Linkdown: 5/25/16

– Another writeup on Rien Fertel’s latest book, The One True Barbecue, with the tagline “Get to Ayden before it’s too late”…now too late for what, I’m not quite sure

– Speaking of Ayden, this past weekend it became home to the Kings of Q BBQ Cook-off and Festival

– Three questions with The Improper Pig, who started a food truck just in time for the summer

– A very interesting read on how Daniel Vaughn helped Tuffy Stone’s Cool Smoke competition team lose at this month’s Memphis in May

– Vaughn also weighs in with an appreciation of The Salt Lick, which sometimes gets unfairly maligned as “overrated”

– The Wall Street Journal profiles Melissa Cookston, “the most decorated woman in competitive barbecue” (h/t)

– Grant’s latest Georgia barbecue stops: The Butt Hutt in Athens, Tucker’s Bar-B-Q in Macon, Hudson’s BBQ in Roberta, and Piggie Park in Thomaston

– Catching up with Robert Moss’ latest entries for The Daily South: a writeup on The One True Barbecue and the end of a Savannah BBQ legend; here’s an excerpt from the first linked article on whole hog:

Whether the whole hog tradition is dying out or evolving into a new form is left unsettled.

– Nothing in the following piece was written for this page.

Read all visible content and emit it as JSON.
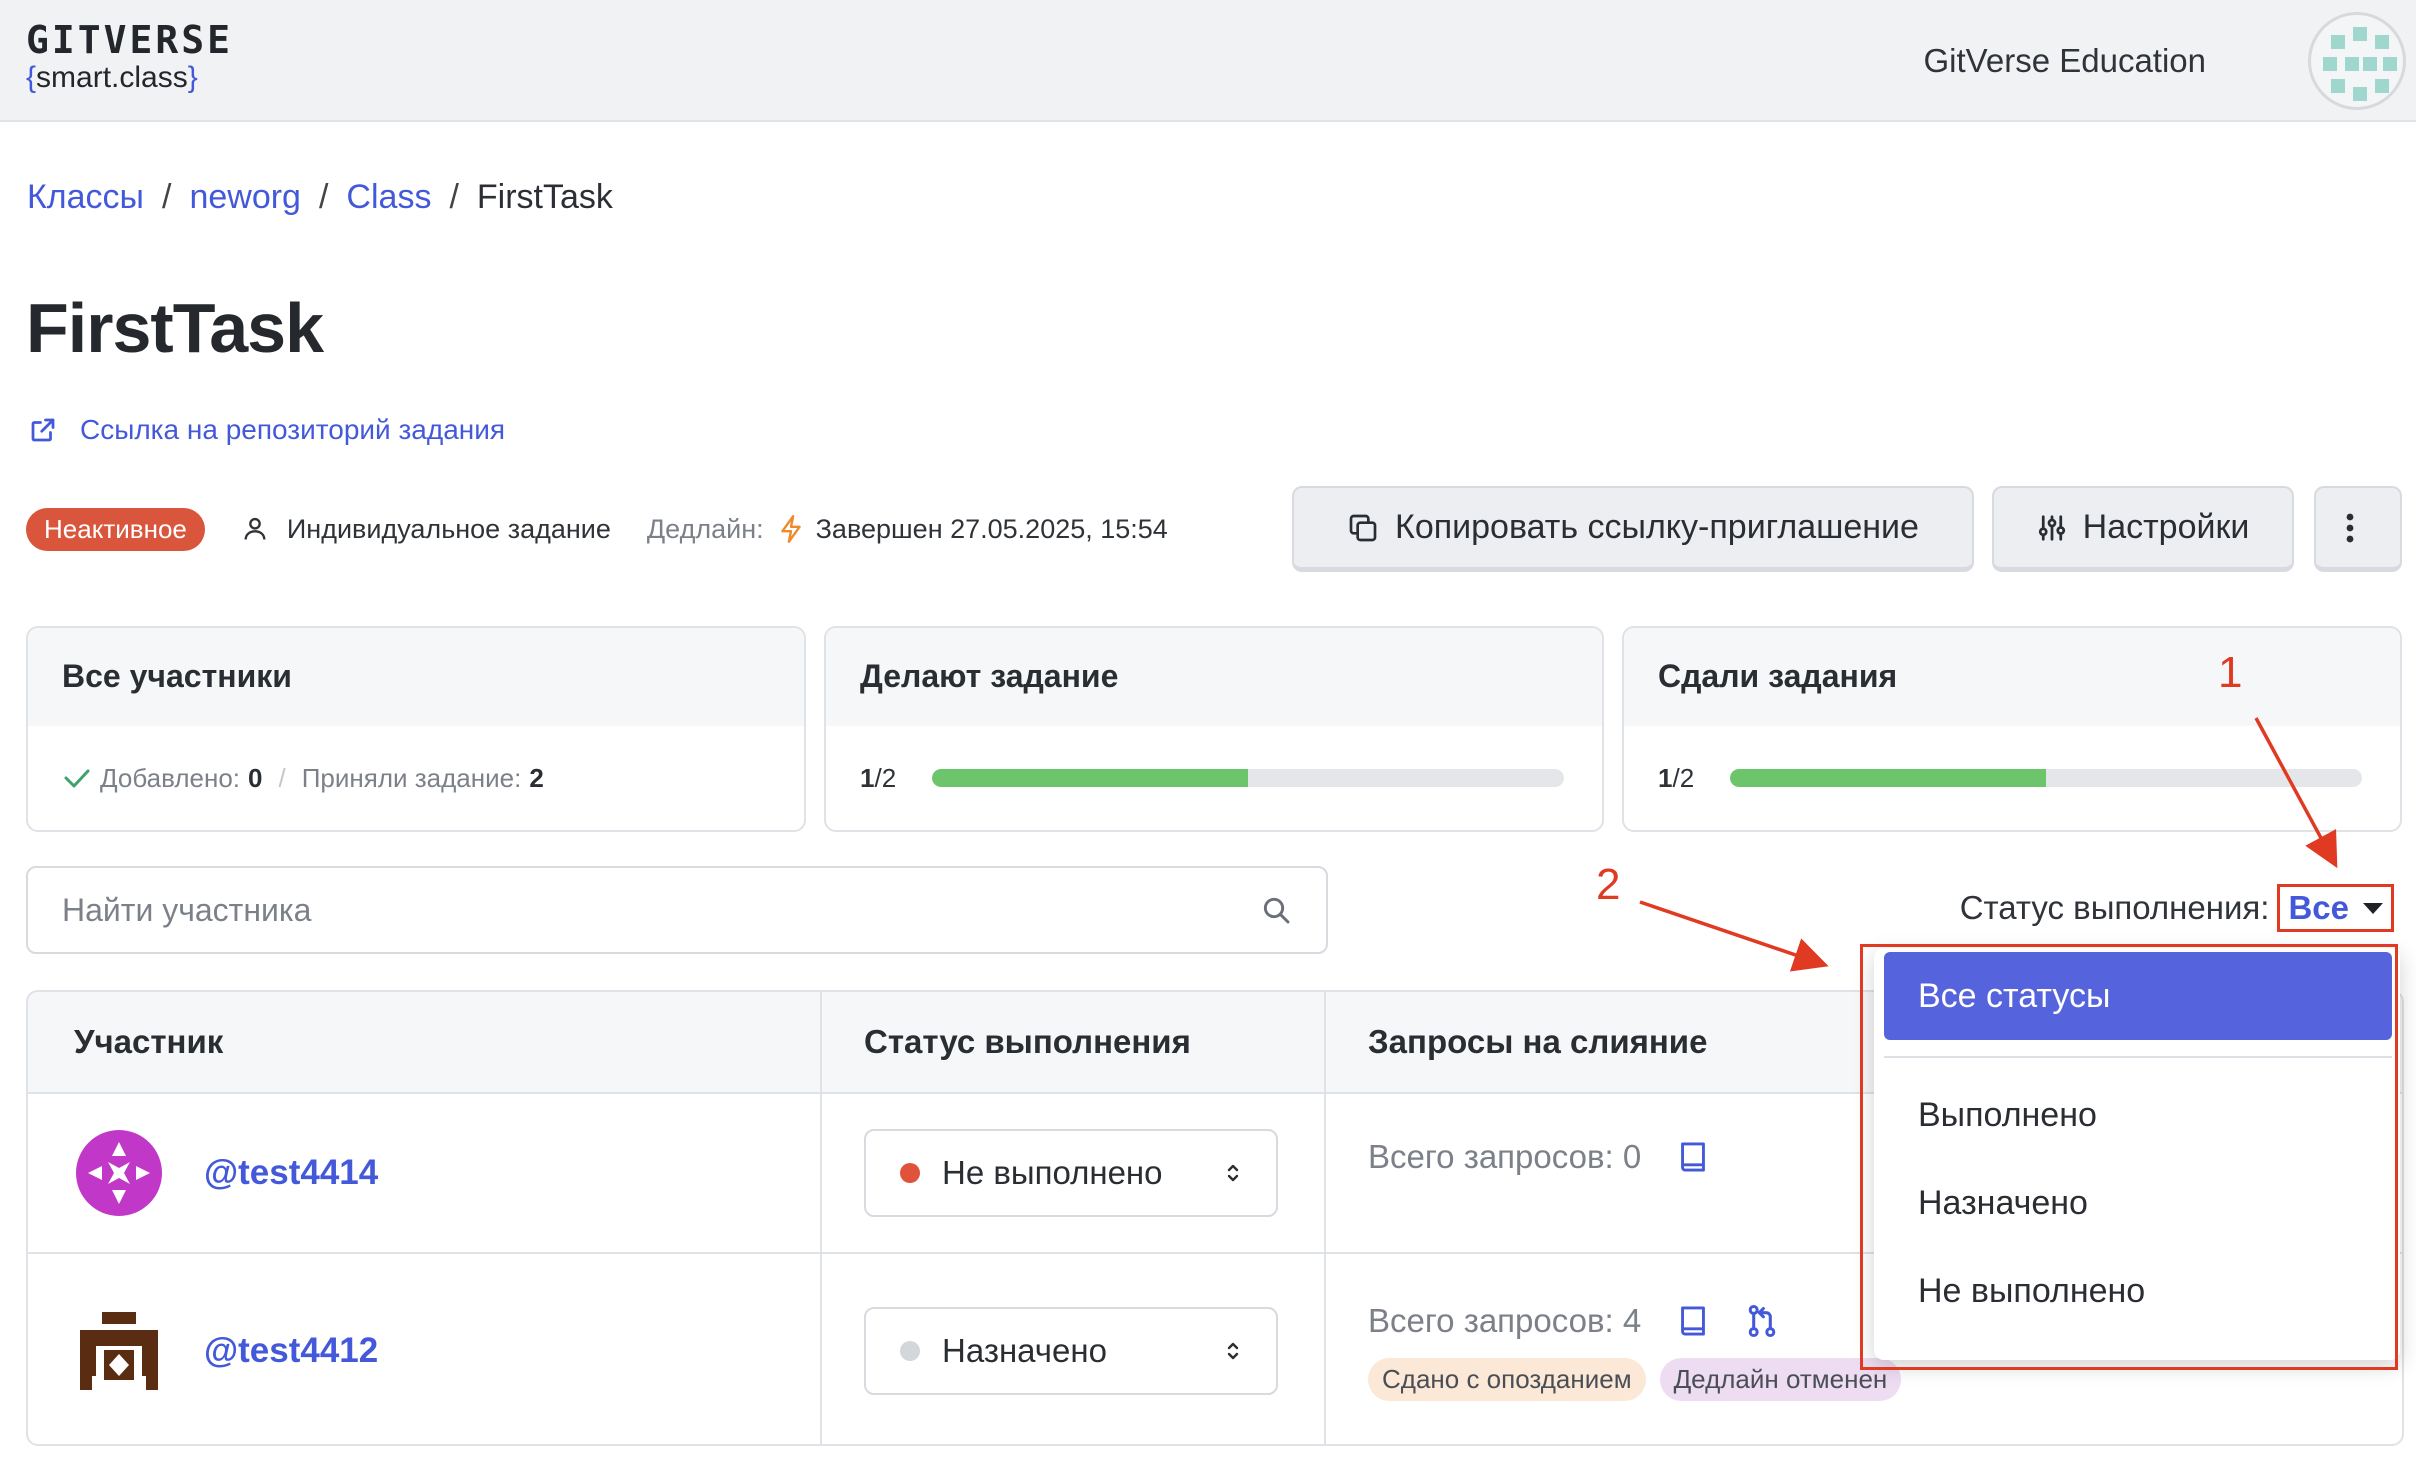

By the end of the story, Chris Siler at Siler’s Old Time has switched to pork shoulders after it got too hard to procure whole hogs, and Ricky Parker is gone, dead from liver disease at only 51. At the same time, a new generation of cooks from other walks of life, like Tyson Ho at Arrogant Swine in Brooklyn, NY, and Elliot Moss at Buxton Hall in Asheville, NC, have made the “journey into the madness of whole-hog fanaticism.”